Do You Get Distracted Easily? Practice Focus… in the Shower

Do You Get Distracted Easily? Practice Focus… in the Shower

According to a new neuroscience book by an expert in the science of attention, the ability to focus can be trained and developed, just like a human bicep after months of pumping iron.

Dr. Amishi Jha, a professor of behavioral neuroscience at the University of Miami has written a book called Peak Mind: Find Your Focus, Own Your Attention following a research she had conducted on people in high-demand jobs like soldiers, elite athletes, or emergency personnel.

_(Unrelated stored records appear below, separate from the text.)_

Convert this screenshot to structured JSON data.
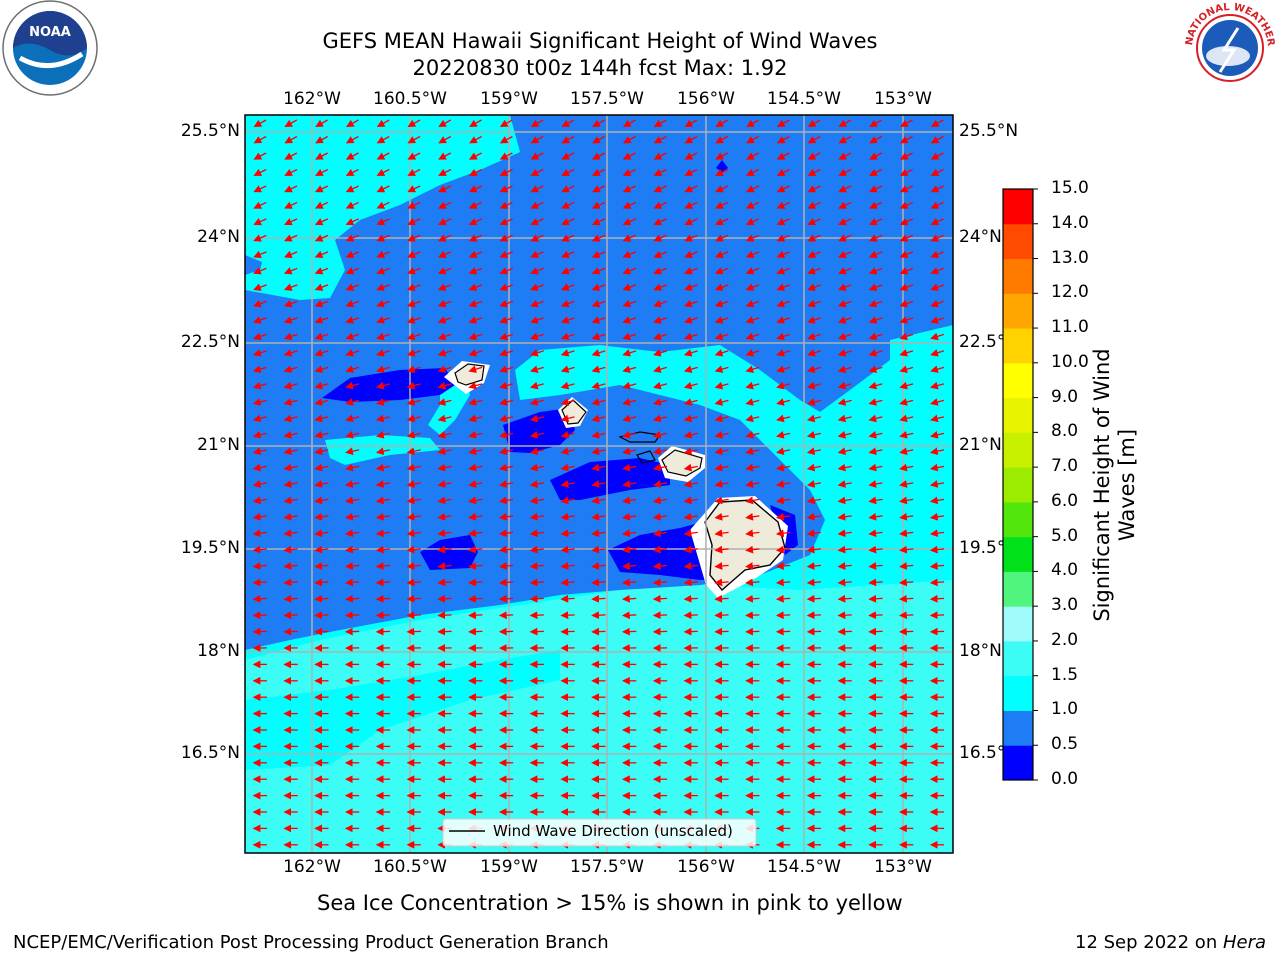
{
  "header": {
    "title_line1": "GEFS MEAN Hawaii Significant Height of Wind Waves",
    "title_line2": "20220830 t00z 144h fcst   Max: 1.92"
  },
  "logos": {
    "left": "NOAA",
    "right_text": "NATIONAL WEATHER SERVICE"
  },
  "map": {
    "lon_labels": [
      "162°W",
      "160.5°W",
      "159°W",
      "157.5°W",
      "156°W",
      "154.5°W",
      "153°W"
    ],
    "lat_labels": [
      "25.5°N",
      "24°N",
      "22.5°N",
      "21°N",
      "19.5°N",
      "18°N",
      "16.5°N"
    ],
    "legend_label": "Wind Wave Direction (unscaled)",
    "colors": {
      "0.0-0.5": "#0000ff",
      "0.5-1.0": "#1e7cf5",
      "1.0-1.5": "#00ffff",
      "1.5-2.0": "#3cfcf6",
      "land": "#eeebdb",
      "arrow": "#ff0000",
      "grid": "#b0b0b0"
    }
  },
  "colorbar": {
    "title": "Significant Height of Wind Waves [m]",
    "levels": [
      "0.0",
      "0.5",
      "1.0",
      "1.5",
      "2.0",
      "3.0",
      "4.0",
      "5.0",
      "6.0",
      "7.0",
      "8.0",
      "9.0",
      "10.0",
      "11.0",
      "12.0",
      "13.0",
      "14.0",
      "15.0"
    ],
    "colors": [
      "#0000ff",
      "#1e7cf5",
      "#00ffff",
      "#3cfcf6",
      "#a0fcfa",
      "#50f57e",
      "#00e11a",
      "#53e60c",
      "#9bec00",
      "#c8f100",
      "#e8f300",
      "#ffff00",
      "#ffd300",
      "#ffa700",
      "#ff7b00",
      "#ff4a00",
      "#ff0000"
    ]
  },
  "note": "Sea Ice Concentration > 15% is shown in pink to yellow",
  "footer": {
    "left": "NCEP/EMC/Verification Post Processing Product Generation Branch",
    "right_date": "12 Sep 2022 on ",
    "right_machine": "Hera"
  }
}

Prof. Jha says that stress is one of the biggest obstacles to focusing. In a high-alert state, we often start ruminating and catastrophizing. We get stuck in “loops of doom” or imagined scenarios. This mode impacts our “working memory”: the amount of information that can be held in our minds and used for a task. For example, choosing the words to put together in an email, or reading a page in a book.

“Working memory is like a mental whiteboard with disappearing ink,” Jha told The Guardian. “When that whiteboard is full of thoughts, feelings and images relating to what’s making us stressed, there is no room for new information. We might start blanking, zoning out or snapping at our partners, then feel guilty, which makes focusing even harder.”

According to the Professor, our eyes give the brain10 million bytes of imagery data each second, and we have around 6,000 spontaneous thoughts each day. It truly seems like a miracle we can focus on anything at all. According to the findings of her research, Prof. Jha recommends these following exercises.

Exercise in Attention

1: Paying attention to your breath and where in your body you feel it passing the most. Direct your focus like a beam of light. Do this for three minutes a day, for a week.

2: Spend three minutes a day focusing on the sensation of doing exactly what it is you are doing (here comes the shower part): great to practice in the shower. If you’re thinking about your to-do list as you’re scrubbing, bring it back and focus on the sensations.

3: Ignore “mindfulness myths”: you are not “clearing your mind.” This is an active mental workout. Your job is not to stop your mind from being busy – your job is to exist with it, and to place your attention back where you want it.

4. The whole point of the exercise is to be more present to the moment, and the idea is to do this by focusing on your senses: what are you seeing, feeling, smelling, hearing, touching.

Invest 12 minutes a day for four-weeks doing this simple mindfulness exercises, many aspects of cognitive and emotional health, including attention, are improved.